Sunday, February 22, 2026

ai tools

The AI Coding Tool Backlash Has Begun

People are getting fed up with AI coding tools that suggest outdated code and make stuff up. Hacker News and Reddit are full of developers saying they'd pay for a tool that actually knows the latest version of the framework they're using, instead of trying to do everything and doing it all badly.

I'm tired of Copilot suggesting code that uses old, broken APIs. I'd pay for something that actually knows the latest React docs.

Opportunity

Everyone's complaining that Cursor hallucinates old APIs — but nobody's made a plug-in that just auto-updates the docs Cursor reads. First person to ship that owns the frustrated-developer market, and you could build it in a weekend with a scraper and a vector database (basically a searchable index of up-to-date documentation).

4 evidence · 3 sources
apps

Apps That Work Offline Are Suddenly a Big Deal

There's a wave of new tools that let apps work without an internet connection and then sync up when you're back online. Three of these projects got over 1,000 stars on GitHub this week, and Show HN posts about offline-capable apps keep hitting the front page. People want apps that feel instant and don't depend on a server.

We replaced our entire Firebase backend with a local-first sync engine. Latency went from 200ms to instant. Users noticed immediately.

Opportunity

Three offline sync tools launched this month, but none of them have a simple way to see what happened when two people edited the same thing at once — like a "track changes" view. The first person to build a visual conflict-resolution screen that plugs into these tools captures every developer who just hit their first data conflict in production and panicked.

3 evidence · 3 sources
making money

Everyone Wants a Pricing Page That Just Works

There's a recurring complaint across r/SaaS and r/Entrepreneur: indie builders keep spending 2-3 days building pricing pages with payment integration every time they launch something new. Multiple people literally said "take my money" in the threads. The willingness to pay for a drop-in solution is obvious.

Just spent 3 days on my pricing page. Again. For the third SaaS this year. Someone please make a Stripe-connected pricing component I can drop in.

Opportunity

Existing template marketplaces sell you a pretty pricing page, but none of them actually handle the payment wiring — you still have to connect Stripe, manage subscription states, and handle upgrades yourself. A $49 one-time purchase that ships a working checkout flow (not just a visual template) wins every solo founder who just validated their idea and needs to start charging this week.

3 evidence · 2 sources
ai tools

People Are Shipping AI Agents With Zero Idea What They're Doing

As AI agents (automated bots that do tasks for you) move from demos to real products, teams are realizing they have no way to see what the agent actually did or why. Traditional monitoring tools don't understand multi-step AI workflows. Multiple Hacker News threads this week asked for "Datadog but for AI agents" — basically a dashboard that shows you what your AI is doing and why.
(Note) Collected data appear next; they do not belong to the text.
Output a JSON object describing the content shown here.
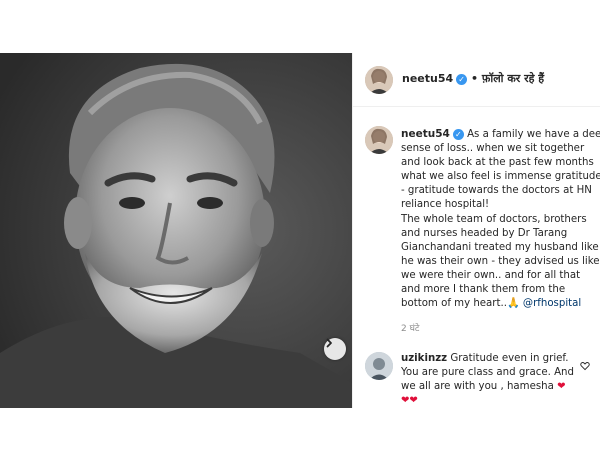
{
  "header": {
    "username": "neetu54",
    "separator": " • ",
    "follow_status": "फ़ॉलो कर रहे हैं"
  },
  "caption": {
    "username": "neetu54",
    "lines": [
      "As a family we have a deep",
      "sense of loss.. when we sit together",
      "and look back at the past few months",
      "what we also feel is immense gratitude",
      "- gratitude towards the doctors at HN",
      "reliance hospital!",
      "The whole team of doctors, brothers",
      "and nurses headed by Dr Tarang",
      "Gianchandani treated my husband like",
      "he was their own - they advised us like",
      "we were their own.. and for all that",
      "and more I thank them from the",
      "bottom of my heart.."
    ],
    "emoji": "🙏",
    "mention": "@rfhospital",
    "timestamp": "2 घंटे"
  },
  "comment": {
    "username": "uzikinzz",
    "lines": [
      "Gratitude even in grief.",
      "You are pure class and grace. And",
      "we all are with you , hamesha"
    ],
    "hearts": "❤",
    "hearts_row": "❤❤"
  },
  "icons": {
    "verified": "verified-badge-icon",
    "next": "chevron-right-icon",
    "like": "heart-outline-icon"
  },
  "colors": {
    "accent_blue": "#3897f0",
    "mention": "#00376b",
    "heart_red": "#e0103a",
    "muted": "#8e8e8e"
  }
}
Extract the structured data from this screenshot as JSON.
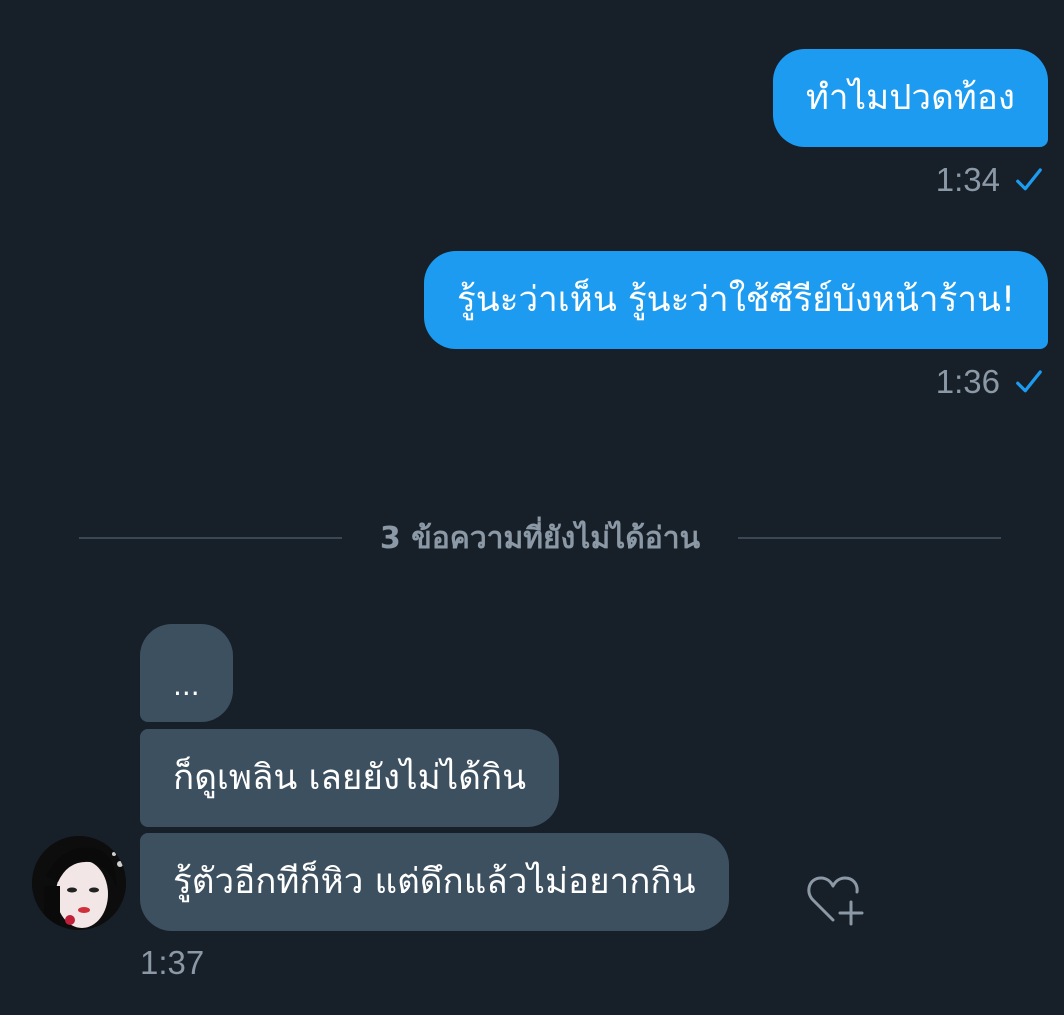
{
  "conversation": {
    "outgoing": [
      {
        "text": "ทำไมปวดท้อง",
        "time": "1:34",
        "status_icon": "check-icon"
      },
      {
        "text": "รู้นะว่าเห็น รู้นะว่าใช้ซีรีย์บังหน้าร้าน!",
        "time": "1:36",
        "status_icon": "check-icon"
      }
    ],
    "unread_divider": "3 ข้อความที่ยังไม่ได้อ่าน",
    "incoming": {
      "messages": [
        {
          "text": "..."
        },
        {
          "text": "ก็ดูเพลิน เลยยังไม่ได้กิน"
        },
        {
          "text": "รู้ตัวอีกทีก็หิว แต่ดึกแล้วไม่อยากกิน"
        }
      ],
      "time": "1:37",
      "reaction_icon": "heart-plus-icon"
    }
  },
  "colors": {
    "background": "#172029",
    "outgoing_bubble": "#1D9BF0",
    "incoming_bubble": "#3D5060",
    "secondary_text": "#8B98A5"
  }
}
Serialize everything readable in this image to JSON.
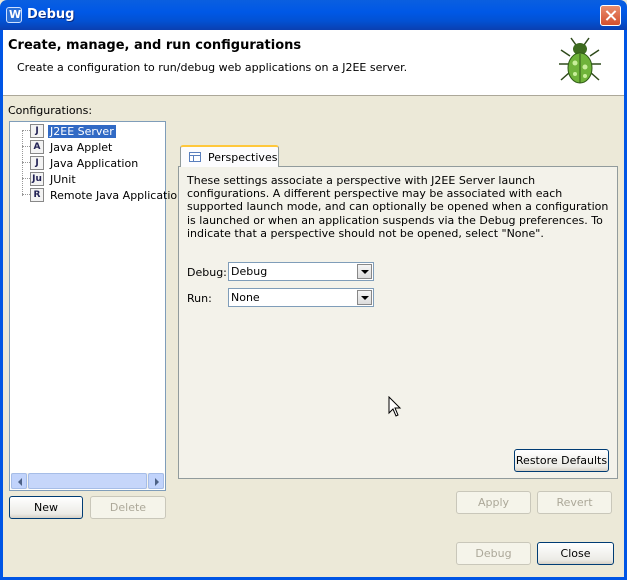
{
  "window": {
    "title": "Debug"
  },
  "banner": {
    "title": "Create, manage, and run configurations",
    "message": "Create a configuration to run/debug web applications on a J2EE server."
  },
  "configurations_label": "Configurations:",
  "tree": {
    "items": [
      {
        "label": "J2EE Server",
        "icon": "j2ee-server-icon",
        "glyph": "J",
        "selected": true
      },
      {
        "label": "Java Applet",
        "icon": "java-applet-icon",
        "glyph": "A",
        "selected": false
      },
      {
        "label": "Java Application",
        "icon": "java-application-icon",
        "glyph": "J",
        "selected": false
      },
      {
        "label": "JUnit",
        "icon": "junit-icon",
        "glyph": "Ju",
        "selected": false
      },
      {
        "label": "Remote Java Application",
        "icon": "remote-java-application-icon",
        "glyph": "R",
        "selected": false
      }
    ]
  },
  "tree_buttons": {
    "new": "New",
    "delete": "Delete"
  },
  "tab": {
    "label": "Perspectives"
  },
  "perspectives": {
    "description": "These settings associate a perspective with J2EE Server launch configurations. A different perspective may be associated with each supported launch mode, and can optionally be opened when a configuration is launched or when an application suspends via the Debug preferences. To indicate that a perspective should not be opened, select \"None\".",
    "debug_label": "Debug:",
    "debug_value": "Debug",
    "run_label": "Run:",
    "run_value": "None",
    "restore_defaults": "Restore Defaults"
  },
  "actions": {
    "apply": "Apply",
    "revert": "Revert",
    "debug": "Debug",
    "close": "Close"
  }
}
Our AI agent processed 10,000 support tickets last month. We have no idea why it escalated 300 of them. We need visibility, not just logs.

Opportunity

The existing tools for tracking AI calls only show you individual requests, not the full chain of what the agent did from start to finish. The agent-watch repo (3,400 stars) proves massive demand for open-source tracking, but companies need a hosted version with team permissions and a visual replay of what happened. Ship a hosted replay viewer on top of agent-watch's open-source format — that's your wedge into a market that doesn't have a clear winner yet.

4 evidence · 4 sources
side projects

Browser Extensions Are Printing Money Right Now

A pattern is showing up across Product Hunt and Show HN: solo builders are shipping browser extensions with $5-15/month subscriptions and hitting profitability within weeks. The Chrome Web Store has built-in discovery (people find you without you doing any marketing), and installing an extension is way easier than signing up for a new SaaS product.

My browser extension hit $3K MRR in 6 weeks. No landing page, no SEO, no ads. Just Chrome Web Store + a good product.

Opportunity

The Chrome Web Store gives you free distribution (people search and find you — no marketing needed), but single-purpose extensions tend to max out around $3K/month. The real play: launch one narrow utility that people love (a tab manager, an email cleaner, a page summarizer), prove that people keep using it, then expand into a bundle of extensions with shared billing — like a subscription that gives you access to a whole suite of browser tools.